The DOJ and SEC have brought related enforcement actions against KBR LLC, KBR, Inc. and Halliburton in connection with a decade-long scheme to bribe government officials in Nigeria to obtain contracts concerning natural gas facilities. KBR LLC formed a joint venture with others, which operated through three Portugal-based companies, to bid on and perform natural gas contracts in Nigeria. In response to criminal charges by the DOJ, KBR LLC admitted that prior to the award of the contracts, its former CEO, Albert Stanley, and others met with senior executives in Nigeria’s government to request the office holders to designate representatives with whom the joint venture should negotiate government officials’ bribes. KBR LLC further admitted to paying more than US$180 million to consultants to be used, at least in part, for Nigerian government officials’ bribes.

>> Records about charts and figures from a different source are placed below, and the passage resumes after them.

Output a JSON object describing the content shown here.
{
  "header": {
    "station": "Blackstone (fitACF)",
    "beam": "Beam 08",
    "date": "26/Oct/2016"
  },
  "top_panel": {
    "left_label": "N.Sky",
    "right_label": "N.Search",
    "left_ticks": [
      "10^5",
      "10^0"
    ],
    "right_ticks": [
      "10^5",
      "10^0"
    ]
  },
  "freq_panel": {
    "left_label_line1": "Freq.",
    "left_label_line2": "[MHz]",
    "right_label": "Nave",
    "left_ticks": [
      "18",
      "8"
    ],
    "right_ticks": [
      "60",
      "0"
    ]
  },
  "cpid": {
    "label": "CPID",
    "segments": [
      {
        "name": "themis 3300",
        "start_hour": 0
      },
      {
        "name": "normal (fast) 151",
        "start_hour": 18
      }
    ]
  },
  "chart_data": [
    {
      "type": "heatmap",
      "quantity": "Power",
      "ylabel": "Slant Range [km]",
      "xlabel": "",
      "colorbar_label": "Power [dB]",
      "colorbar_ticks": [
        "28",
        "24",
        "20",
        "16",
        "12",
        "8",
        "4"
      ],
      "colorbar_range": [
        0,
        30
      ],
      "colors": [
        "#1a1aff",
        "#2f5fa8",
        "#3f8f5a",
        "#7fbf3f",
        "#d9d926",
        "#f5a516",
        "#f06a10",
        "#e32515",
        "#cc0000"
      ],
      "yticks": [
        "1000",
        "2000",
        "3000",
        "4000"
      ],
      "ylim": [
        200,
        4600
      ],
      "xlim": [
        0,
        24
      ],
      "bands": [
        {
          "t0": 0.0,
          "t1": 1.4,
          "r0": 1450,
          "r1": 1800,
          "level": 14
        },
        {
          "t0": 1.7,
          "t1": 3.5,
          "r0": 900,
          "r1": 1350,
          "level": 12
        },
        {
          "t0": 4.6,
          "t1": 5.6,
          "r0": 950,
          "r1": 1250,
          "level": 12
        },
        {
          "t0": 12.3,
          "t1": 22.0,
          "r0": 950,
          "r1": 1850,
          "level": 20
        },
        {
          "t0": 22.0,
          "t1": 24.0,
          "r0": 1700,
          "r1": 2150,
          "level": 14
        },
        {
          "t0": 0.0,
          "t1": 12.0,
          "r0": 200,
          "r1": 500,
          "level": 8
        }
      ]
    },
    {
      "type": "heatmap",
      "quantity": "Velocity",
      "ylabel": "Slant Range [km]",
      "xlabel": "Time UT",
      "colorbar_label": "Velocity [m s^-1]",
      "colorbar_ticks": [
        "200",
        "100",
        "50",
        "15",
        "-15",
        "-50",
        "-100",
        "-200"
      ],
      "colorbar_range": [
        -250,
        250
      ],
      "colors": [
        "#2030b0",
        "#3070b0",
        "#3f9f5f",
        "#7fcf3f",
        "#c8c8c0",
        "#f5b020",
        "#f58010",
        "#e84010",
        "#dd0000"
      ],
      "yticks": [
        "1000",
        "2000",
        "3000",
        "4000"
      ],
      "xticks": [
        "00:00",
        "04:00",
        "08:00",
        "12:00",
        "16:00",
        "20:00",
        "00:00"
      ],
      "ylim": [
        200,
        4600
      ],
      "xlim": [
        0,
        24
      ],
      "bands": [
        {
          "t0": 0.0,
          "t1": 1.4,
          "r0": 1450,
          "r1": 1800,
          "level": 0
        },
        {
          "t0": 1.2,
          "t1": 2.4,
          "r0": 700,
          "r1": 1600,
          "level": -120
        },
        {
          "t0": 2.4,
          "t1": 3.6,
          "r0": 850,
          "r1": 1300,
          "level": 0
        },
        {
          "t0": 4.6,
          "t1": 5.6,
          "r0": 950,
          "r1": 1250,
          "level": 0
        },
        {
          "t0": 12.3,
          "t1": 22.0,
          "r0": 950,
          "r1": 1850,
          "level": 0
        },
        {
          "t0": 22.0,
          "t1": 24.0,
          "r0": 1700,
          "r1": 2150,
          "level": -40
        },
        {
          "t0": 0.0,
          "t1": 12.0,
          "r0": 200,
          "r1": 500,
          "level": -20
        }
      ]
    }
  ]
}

KBR LLC pleaded guilty to one count of conspiring with joint venture parties and others to violate the FCPA by authorizing, promising and paying bribes to government officials, including executive branch officials, and four counts of violating the FCPA’s antibribery provisions. To settle the DOJ’s criminal charges, the company agreed to pay a US$402 million fine and to retain an independent compliance monitor for three years to review the design and implementation of the entity’s compliance program and report to the DOJ. Further, KBR LLC agreed to undergo three years of organizational probation and continue to cooperate with the DOJ’s ongoing investigation.

In related actions, the SEC charged KBR, Inc., KBR LLC’s parent company, with violating the FCPA’s antibribery, books and records, and internal controls provisions, as well as aiding and abetting Halliburton’s violations of the books and records and internal controls provisions. The SEC also charged Halliburton, KBR LLC’s former parent company, with books and records and internal controls violations of the FCPA. Specifically, with respect to Halliburton, the complaint alleged that the company failed to devise adequate internal controls relating to foreign sales agents and the FCPA, and failed to enforce the internal controls then in place. As a result, Halliburton failed to detect, deter or prevent violations by its subsidiaries.

KBR, Inc. and Halliburton have agreed to pay US$177 million in disgorgement to settle the SEC’s charges. KBR, Inc. is permanently enjoined from violating the antibribery provisions and from aiding and abetting violations of the books and records and internal controls provisions of the FCPA and must retain an independent monitor for three years to review its compliance program. Halliburton is permanently enjoined from violating the FCPA’s books and records and internal controls provisions and must retain an independent consultant to review its FCPA compliance program. The combined US$579 million in penalties represents the largest penalty ever paid by US companies in the FCPA’s history.